The population of Hong Kong last year was figured at 7 million "usual residents," as opposed to "mobile residents." In July of this year, the number of visitors from mainland China, according to yesterday's SCMP, was 4.9 million for the month. This number is expected to dwindle to a mere 4 million visitors per month now that China's economy is cooling off a little.
That is, of course, a staggering number to someone who grew up in a state with a population that was far below a million people. It is even more staggering when I consider that more than half of the total population of all of Hong Kong (including Kowloon and the New Territories) floods into this area every month.

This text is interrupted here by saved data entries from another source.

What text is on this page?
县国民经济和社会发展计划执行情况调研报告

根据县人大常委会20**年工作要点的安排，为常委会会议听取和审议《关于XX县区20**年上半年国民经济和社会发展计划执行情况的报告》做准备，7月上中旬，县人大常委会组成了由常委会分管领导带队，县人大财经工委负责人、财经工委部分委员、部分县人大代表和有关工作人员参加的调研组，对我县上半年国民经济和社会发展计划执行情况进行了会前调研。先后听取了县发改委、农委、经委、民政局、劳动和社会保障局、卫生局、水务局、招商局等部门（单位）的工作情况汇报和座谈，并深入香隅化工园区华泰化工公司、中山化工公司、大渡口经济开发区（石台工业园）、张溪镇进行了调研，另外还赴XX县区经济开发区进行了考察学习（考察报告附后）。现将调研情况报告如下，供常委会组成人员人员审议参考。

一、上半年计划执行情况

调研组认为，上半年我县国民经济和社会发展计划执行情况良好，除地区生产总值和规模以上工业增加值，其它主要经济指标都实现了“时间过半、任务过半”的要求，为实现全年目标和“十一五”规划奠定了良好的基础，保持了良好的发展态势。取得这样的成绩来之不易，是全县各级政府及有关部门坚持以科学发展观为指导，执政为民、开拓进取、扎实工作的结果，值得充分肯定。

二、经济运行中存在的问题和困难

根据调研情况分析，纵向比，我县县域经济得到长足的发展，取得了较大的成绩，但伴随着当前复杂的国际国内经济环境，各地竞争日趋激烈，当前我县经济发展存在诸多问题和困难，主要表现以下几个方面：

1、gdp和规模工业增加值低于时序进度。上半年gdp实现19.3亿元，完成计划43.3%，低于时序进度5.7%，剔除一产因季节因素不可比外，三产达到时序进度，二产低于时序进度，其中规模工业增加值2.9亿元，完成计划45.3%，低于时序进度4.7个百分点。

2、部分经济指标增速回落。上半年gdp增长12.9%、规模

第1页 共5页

It explains a lot, including why I no longer enjoy Hong Kong as I used to. There are just too many people in places I used to love--Nathan Road, the Star Ferry, the core of Hong Kong Island, the train that travels between Kowloon and the Chinese border. Most of them have a wheeled suitcase to transport goods back over the border, which makes the crowding even more problematic.
When I first visited Hong Kong, almost seven years ago, it was far from underpopulated but it was navigable. Now it's a claustrophobe's nightmare and a shopping frenzy the likes of which I have never seen anywhere--and I am a survivor of Bangkok's Chatuchak Market. This is changing parts of the city that used to make me want to come and wander--luggage stores and currency exchanges are crowding out noodle shops near Nathan Road and fabric shops in Chungking Mansions. It makes me think of the disappearing grasslands in Wolf Totem and I realize this may be my last visit to Hong Kong.